Wimbledon was another distraction. It's one of the few sporting events I like, although  I'd be happier if there were more Federers and fewer Smasher-Grunts around. Roger (who has a South African mother, by the by) was beaten in the end by Novak Djokovic the Serb, but I like him too, and it was a great match. There have been a few beautiful new players this year - notably the glorious American Coco Gauff - and Simona Halep (Roumanian) who took the women's title from Serena Williams, is a delight, both on court and off.

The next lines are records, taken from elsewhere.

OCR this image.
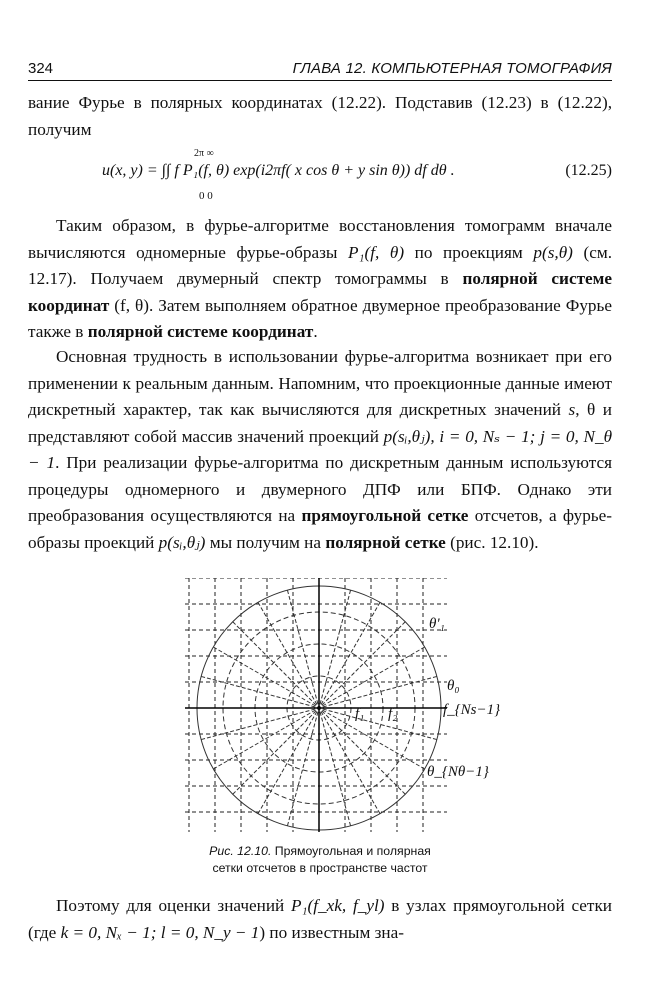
324	ГЛАВА 12. КОМПЬЮТЕРНАЯ ТОМОГРАФИЯ

вание Фурье в полярных координатах (12.22). Подставив (12.23) в (12.22), получим

2π ∞
u(x, y) = ∫∫ f P₁(f, θ) exp(i2πf( x cos θ + y sin θ)) df dθ .
0 0
(12.25)

Таким образом, в фурье-алгоритме восстановления томограмм вначале вычисляются одномерные фурье-образы P₁(f, θ) по проекциям p(s,θ) (см. 12.17). Получаем двумерный спектр томограммы в полярной системе координат (f, θ). Затем выполняем обратное двумерное преобразование Фурье также в полярной системе координат.

Основная трудность в использовании фурье-алгоритма возникает при его применении к реальным данным. Напомним, что проекционные данные имеют дискретный характер, так как вычисляются для дискретных значений s, θ и представляют собой массив значений проекций p(sᵢ,θⱼ), i = 0, Nₛ − 1; j = 0, N_θ − 1. При реализации фурье-алгоритма по дискретным данным используются процедуры одномерного и двумерного ДПФ или БПФ. Однако эти преобразования осуществляются на прямоугольной сетке отсчетов, а фурье-образы проекций p(sᵢ,θⱼ) мы получим на полярной сетке (рис. 12.10).

θ'₁
θ₀
f₁ f₂	f_{Ns−1}
θ_{Nθ−1}
Рис. 12.10. Прямоугольная и полярная
сетки отсчетов в пространстве частот

Поэтому для оценки значений P₁(f_xk, f_yl) в узлах прямоугольной сетки (где k = 0, Nₓ − 1; l = 0, N_y − 1) по известным зна-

We also went to see 3 movies in 7 days. (QFT is the perfect venue for a recuperating pensioner nursing a 9 inch curved scar that looks like a shark bite.) Sometimes, Always, Never was a poignant, off-beat, Bill Nighy vehicle that appealed to us both (it was filmed in Lancashire, where Professor Gloom grew up) and Kind Hearts and Coronets is still blackly brilliant after 70 years. Our third film, The Gardens of Piet Oudolf, was a documentary about the garden designs of Dutchman Oudolf. It was like watching a stream of beautiful, restful, abstract paintings interspersed with trenchant Dutch observations. Lovely.

A wild (looking) Oudolf garden

One thing Oudolf said - about non-indigenous plants: 'Why not use them, if they behave?' - struck a chord with me. I'm not indigenous: I was born a South African and spent more than half my life in South Africa and Zimbabwe, but my roots are now firmly in Northern Irish soil. I write about all these places, and although I can't claim to be a Northern Irish writer (which is an interesting condition in itself) this is now my home. Luckily for me, no-one has yet told me to go back where I came from, (no doubt because I'm white) but if the hideous Trump has started using the expression, perhaps someone should remind him that his own forebears came from Germany and his wife is Slovene-born.

The whole question of identity is a minefield: so many people these days are displaced - born on one continent, raised on another; blown from country to country on the winds of war, work, necessity, choice - but in the end your nationality, ethnicity, age, sex or creed shouldn't matter. You either contribute what you can to society, or you don't, and we are all members of the human race - apart from Roger Federer, obviously, who is a God.

And the only country we will all wash up in in the end (if we're lucky) is the Country of the Old, although for the time being I'm pretending not to be here.